Latest update March 22nd, 2025 3:56 AM
Dec 20, 2012 News
…Bangladeshi Government accuses executives of bribery
A unit of SNC Lavalin Group Inc. said on Wednesday that a senior executive left the company earlier this month, just ahead of corruption accusations by Bangladeshi authorities, according to a report in the Globe and Mail newspaper.
Bangladesh’s Anti-Corruption Commission has accused Kevin Wallace, former president of SNC’s Candu Energy Inc nuclear power unit, with conspiring to bribe Government officials, the newspaper said, citing
a commission report.
Wallace, previously a project manager at SNC overseeing mining and industry projects, resigned from the Montreal-based company in early December, a Reuters report said yesterday.
In a brief press release, Candu said that on December 10, that Wallace had left the company and an acting president would fill his position until the board of directors appointed a new president.
SNC said on Wednesday that it has not received a copy of the Bangladesh report and learned of the investigation through the media. The company also said it would not comment on personal files of former employees, or their reasons for leaving the company. Attempts to reach Wallace were unsuccessful.
The report is the latest development in a mounting corruption scandal at SNC. Earlier this month, the company said it would suspend payments to its former chief executive, following his arrest on fraud charges by Quebec police.

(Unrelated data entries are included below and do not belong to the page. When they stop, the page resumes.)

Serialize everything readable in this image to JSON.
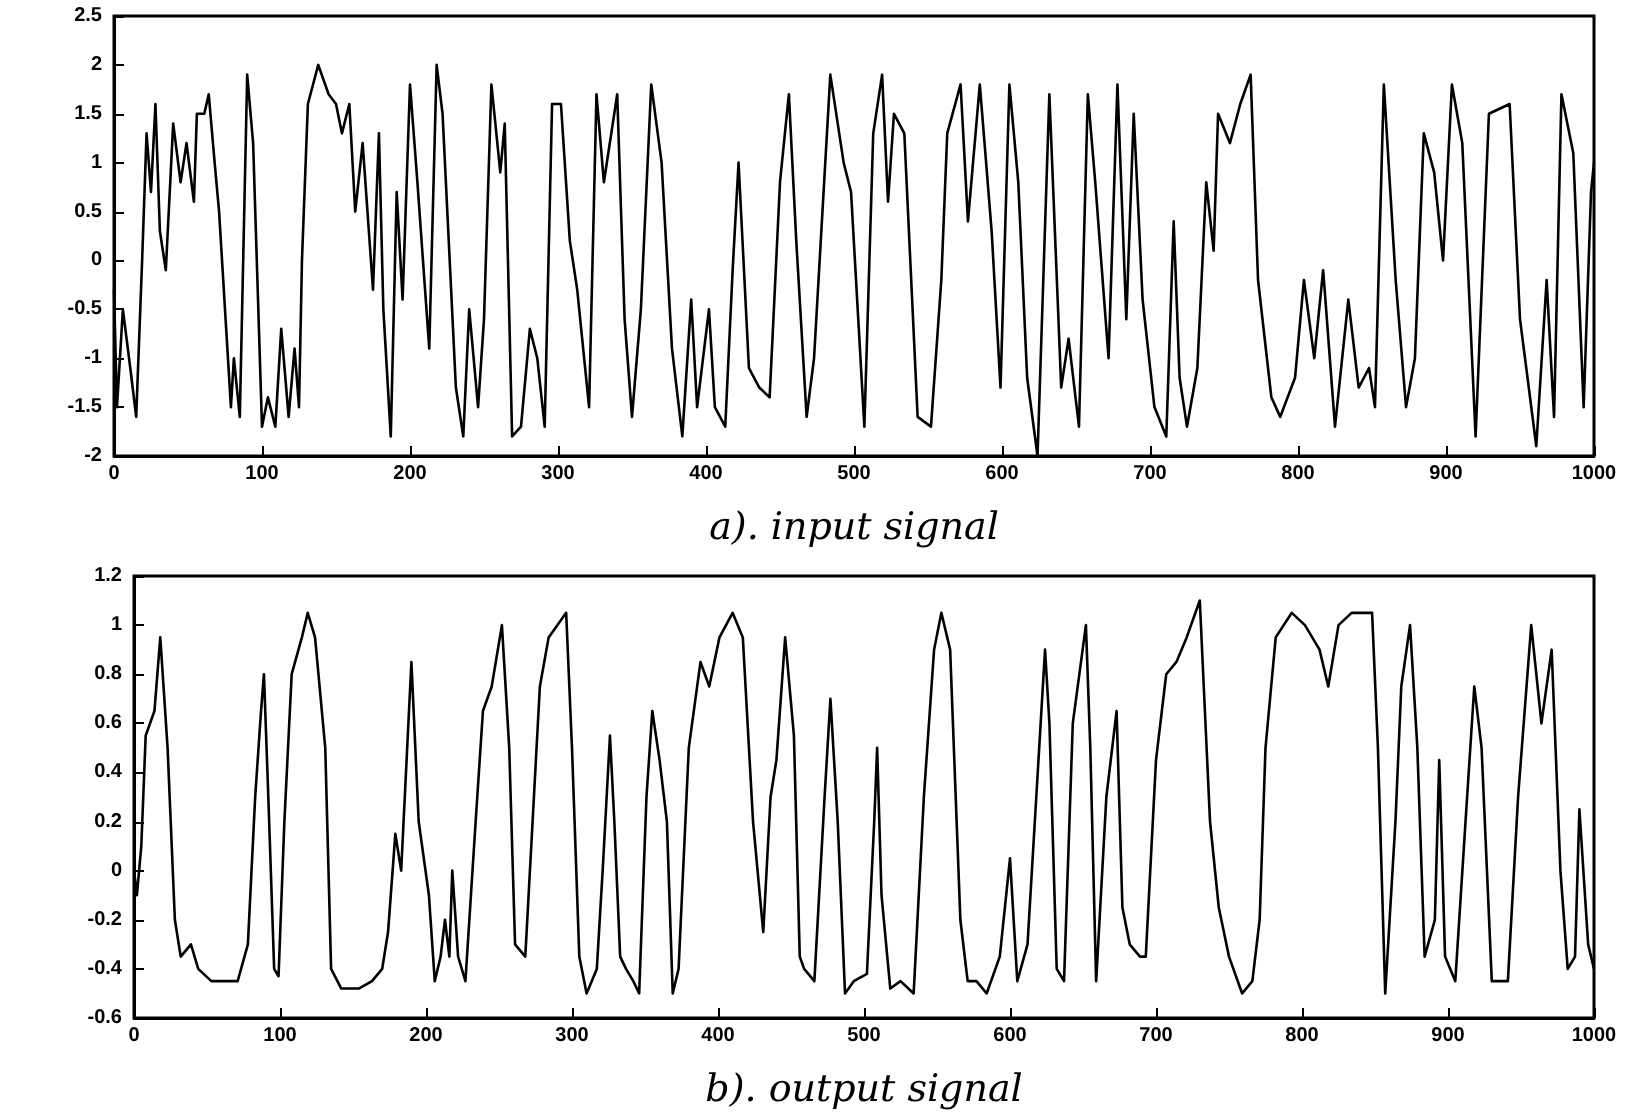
{
  "chart_data": [
    {
      "type": "line",
      "xlabel": "a). input signal",
      "color": "#000000",
      "x": [
        0,
        2,
        6,
        11,
        15,
        19,
        22,
        25,
        28,
        31,
        35,
        40,
        45,
        49,
        54,
        56,
        61,
        64,
        68,
        71,
        75,
        79,
        81,
        85,
        90,
        94,
        100,
        104,
        109,
        113,
        118,
        122,
        125,
        127,
        131,
        138,
        145,
        150,
        154,
        159,
        163,
        168,
        175,
        179,
        182,
        187,
        191,
        195,
        200,
        205,
        213,
        218,
        222,
        231,
        236,
        240,
        246,
        250,
        255,
        261,
        264,
        269,
        275,
        281,
        286,
        291,
        296,
        302,
        308,
        313,
        321,
        326,
        331,
        340,
        345,
        350,
        356,
        363,
        370,
        377,
        384,
        390,
        394,
        402,
        406,
        413,
        418,
        422,
        429,
        436,
        443,
        450,
        456,
        461,
        468,
        473,
        484,
        493,
        498,
        507,
        513,
        519,
        523,
        527,
        534,
        543,
        552,
        559,
        563,
        572,
        577,
        585,
        593,
        599,
        605,
        611,
        617,
        624,
        632,
        640,
        645,
        652,
        658,
        663,
        672,
        678,
        684,
        689,
        695,
        703,
        711,
        716,
        720,
        725,
        732,
        738,
        743,
        746,
        754,
        761,
        768,
        773,
        782,
        788,
        798,
        804,
        811,
        817,
        825,
        834,
        841,
        848,
        852,
        858,
        866,
        873,
        879,
        885,
        892,
        898,
        904,
        911,
        920,
        929,
        943,
        950,
        961,
        968,
        973,
        978,
        986,
        993,
        998,
        1000
      ],
      "values": [
        -0.3,
        -1.5,
        -0.5,
        -1.1,
        -1.6,
        0,
        1.3,
        0.7,
        1.6,
        0.3,
        -0.1,
        1.4,
        0.8,
        1.2,
        0.6,
        1.5,
        1.5,
        1.7,
        1.0,
        0.5,
        -0.5,
        -1.5,
        -1.0,
        -1.6,
        1.9,
        1.2,
        -1.7,
        -1.4,
        -1.7,
        -0.7,
        -1.6,
        -0.9,
        -1.5,
        0,
        1.6,
        2.0,
        1.7,
        1.6,
        1.3,
        1.6,
        0.5,
        1.2,
        -0.3,
        1.3,
        -0.5,
        -1.8,
        0.7,
        -0.4,
        1.8,
        0.8,
        -0.9,
        2.0,
        1.5,
        -1.3,
        -1.8,
        -0.5,
        -1.5,
        -0.6,
        1.8,
        0.9,
        1.4,
        -1.8,
        -1.7,
        -0.7,
        -1.0,
        -1.7,
        1.6,
        1.6,
        0.2,
        -0.3,
        -1.5,
        1.7,
        0.8,
        1.7,
        -0.6,
        -1.6,
        -0.5,
        1.8,
        1.0,
        -0.9,
        -1.8,
        -0.4,
        -1.5,
        -0.5,
        -1.5,
        -1.7,
        -0.1,
        1.0,
        -1.1,
        -1.3,
        -1.4,
        0.8,
        1.7,
        0.2,
        -1.6,
        -1.0,
        1.9,
        1.0,
        0.7,
        -1.7,
        1.3,
        1.9,
        0.6,
        1.5,
        1.3,
        -1.6,
        -1.7,
        -0.2,
        1.3,
        1.8,
        0.4,
        1.8,
        0.3,
        -1.3,
        1.8,
        0.8,
        -1.2,
        -2.0,
        1.7,
        -1.3,
        -0.8,
        -1.7,
        1.7,
        0.8,
        -1.0,
        1.8,
        -0.6,
        1.5,
        -0.4,
        -1.5,
        -1.8,
        0.4,
        -1.2,
        -1.7,
        -1.1,
        0.8,
        0.1,
        1.5,
        1.2,
        1.6,
        1.9,
        -0.2,
        -1.4,
        -1.6,
        -1.2,
        -0.2,
        -1.0,
        -0.1,
        -1.7,
        -0.4,
        -1.3,
        -1.1,
        -1.5,
        1.8,
        -0.2,
        -1.5,
        -1.0,
        1.3,
        0.9,
        0.0,
        1.8,
        1.2,
        -1.8,
        1.5,
        1.6,
        -0.6,
        -1.9,
        -0.2,
        -1.6,
        1.7,
        1.1,
        -1.5,
        0.7,
        1.0
      ],
      "xlim": [
        0,
        1000
      ],
      "xticks": [
        0,
        100,
        200,
        300,
        400,
        500,
        600,
        700,
        800,
        900,
        1000
      ],
      "ylim": [
        -2,
        2.5
      ],
      "yticks": [
        -2,
        -1.5,
        -1,
        -0.5,
        0,
        0.5,
        1,
        1.5,
        2,
        2.5
      ]
    },
    {
      "type": "line",
      "xlabel": "b). output signal",
      "color": "#000000",
      "x": [
        0,
        2,
        5,
        8,
        14,
        18,
        23,
        28,
        32,
        39,
        44,
        53,
        62,
        71,
        78,
        83,
        87,
        89,
        92,
        96,
        99,
        103,
        108,
        115,
        119,
        124,
        131,
        135,
        142,
        154,
        163,
        170,
        174,
        179,
        183,
        190,
        195,
        202,
        206,
        210,
        213,
        216,
        218,
        222,
        227,
        234,
        239,
        245,
        252,
        257,
        261,
        268,
        273,
        278,
        284,
        296,
        300,
        305,
        310,
        317,
        321,
        326,
        329,
        333,
        337,
        342,
        346,
        351,
        355,
        360,
        365,
        369,
        373,
        380,
        388,
        394,
        401,
        410,
        417,
        424,
        431,
        436,
        440,
        446,
        452,
        456,
        459,
        466,
        473,
        477,
        482,
        487,
        493,
        502,
        507,
        509,
        512,
        518,
        525,
        534,
        541,
        548,
        553,
        559,
        566,
        571,
        577,
        584,
        593,
        600,
        605,
        612,
        618,
        624,
        627,
        632,
        637,
        643,
        652,
        655,
        659,
        666,
        673,
        677,
        682,
        689,
        693,
        700,
        707,
        714,
        721,
        730,
        737,
        743,
        750,
        759,
        766,
        771,
        775,
        782,
        793,
        802,
        812,
        818,
        825,
        834,
        848,
        852,
        857,
        864,
        868,
        874,
        879,
        884,
        891,
        894,
        898,
        905,
        912,
        918,
        923,
        930,
        934,
        941,
        948,
        957,
        964,
        971,
        977,
        982,
        987,
        990,
        996,
        1000
      ],
      "values": [
        0,
        -0.1,
        0.1,
        0.55,
        0.65,
        0.95,
        0.5,
        -0.2,
        -0.35,
        -0.3,
        -0.4,
        -0.45,
        -0.45,
        -0.45,
        -0.3,
        0.3,
        0.65,
        0.8,
        0.3,
        -0.4,
        -0.43,
        0.2,
        0.8,
        0.95,
        1.05,
        0.95,
        0.5,
        -0.4,
        -0.48,
        -0.48,
        -0.45,
        -0.4,
        -0.25,
        0.15,
        0.0,
        0.85,
        0.2,
        -0.1,
        -0.45,
        -0.35,
        -0.2,
        -0.35,
        0.0,
        -0.35,
        -0.45,
        0.2,
        0.65,
        0.75,
        1.0,
        0.5,
        -0.3,
        -0.35,
        0.2,
        0.75,
        0.95,
        1.05,
        0.5,
        -0.35,
        -0.5,
        -0.4,
        0.0,
        0.55,
        0.2,
        -0.35,
        -0.4,
        -0.45,
        -0.5,
        0.3,
        0.65,
        0.45,
        0.2,
        -0.5,
        -0.4,
        0.5,
        0.85,
        0.75,
        0.95,
        1.05,
        0.95,
        0.2,
        -0.25,
        0.3,
        0.45,
        0.95,
        0.55,
        -0.35,
        -0.4,
        -0.45,
        0.3,
        0.7,
        0.2,
        -0.5,
        -0.45,
        -0.42,
        0.2,
        0.5,
        -0.1,
        -0.48,
        -0.45,
        -0.5,
        0.3,
        0.9,
        1.05,
        0.9,
        -0.2,
        -0.45,
        -0.45,
        -0.5,
        -0.35,
        0.05,
        -0.45,
        -0.3,
        0.3,
        0.9,
        0.6,
        -0.4,
        -0.45,
        0.6,
        1.0,
        0.5,
        -0.45,
        0.3,
        0.65,
        -0.15,
        -0.3,
        -0.35,
        -0.35,
        0.45,
        0.8,
        0.85,
        0.95,
        1.1,
        0.2,
        -0.15,
        -0.35,
        -0.5,
        -0.45,
        -0.2,
        0.5,
        0.95,
        1.05,
        1.0,
        0.9,
        0.75,
        1.0,
        1.05,
        1.05,
        0.5,
        -0.5,
        0.2,
        0.75,
        1.0,
        0.5,
        -0.35,
        -0.2,
        0.45,
        -0.35,
        -0.45,
        0.2,
        0.75,
        0.5,
        -0.45,
        -0.45,
        -0.45,
        0.3,
        1.0,
        0.6,
        0.9,
        0.0,
        -0.4,
        -0.35,
        0.25,
        -0.3,
        -0.4
      ],
      "xlim": [
        0,
        1000
      ],
      "xticks": [
        0,
        100,
        200,
        300,
        400,
        500,
        600,
        700,
        800,
        900,
        1000
      ],
      "ylim": [
        -0.6,
        1.2
      ],
      "yticks": [
        -0.6,
        -0.4,
        -0.2,
        0,
        0.2,
        0.4,
        0.6,
        0.8,
        1,
        1.2
      ]
    }
  ]
}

Pierre Duhaime left SNC in March after an internal probe found that he had authorized $56 million in company payments to unknown agents on projects that did not exist.
Quebec’s anti-corruption squad said in November that SNC’s former head of construction, Riadh Ben Aissa, faced the same charges as Duhaime.
Ben Aissa was arrested this spring in Switzerland. According to media reports, Swiss police are investigating $139 million in payments to a Swiss bank account tied to contracts in Libya.
The Bangladesh probe is related to a bridge project, for which the World Bank withdrew a $1.2 billion line of credit in June, saying it had credible evidence of a high-level corruption conspiracy among Bangladeshi government officials.
Two former executives at SNC, which had bid to supervise the contractor on the project, appeared in a Toronto court in July, accused of bribing officials in Bangladesh. Ramesh Shah and Mohamed Ismail, were arrested by the Royal Canadian Mounted Police in February following a 2011 raid on SNC’s office in Oakville, outside Toronto.
The Bangladesh anti-corruption report recommends the prosecution of several Bangladeshi officials, as well as Wallace, Shah and Ismail, the Globe and Mail reported.
Shares of SNC dropped 1.1 percent, or 45 Canadian cents, to C’dn$40.61 ($41.15) on the Toronto Stock Exchange at mid-session on Wednesday.
SNC Lavelin is the same company that helped design the Supenaam ferry stelling which suffered problems with its loading ramp in early 2010, causing government to spend millions more to fix.
The Guyana Government had ordered a probe but no single party was found guilty.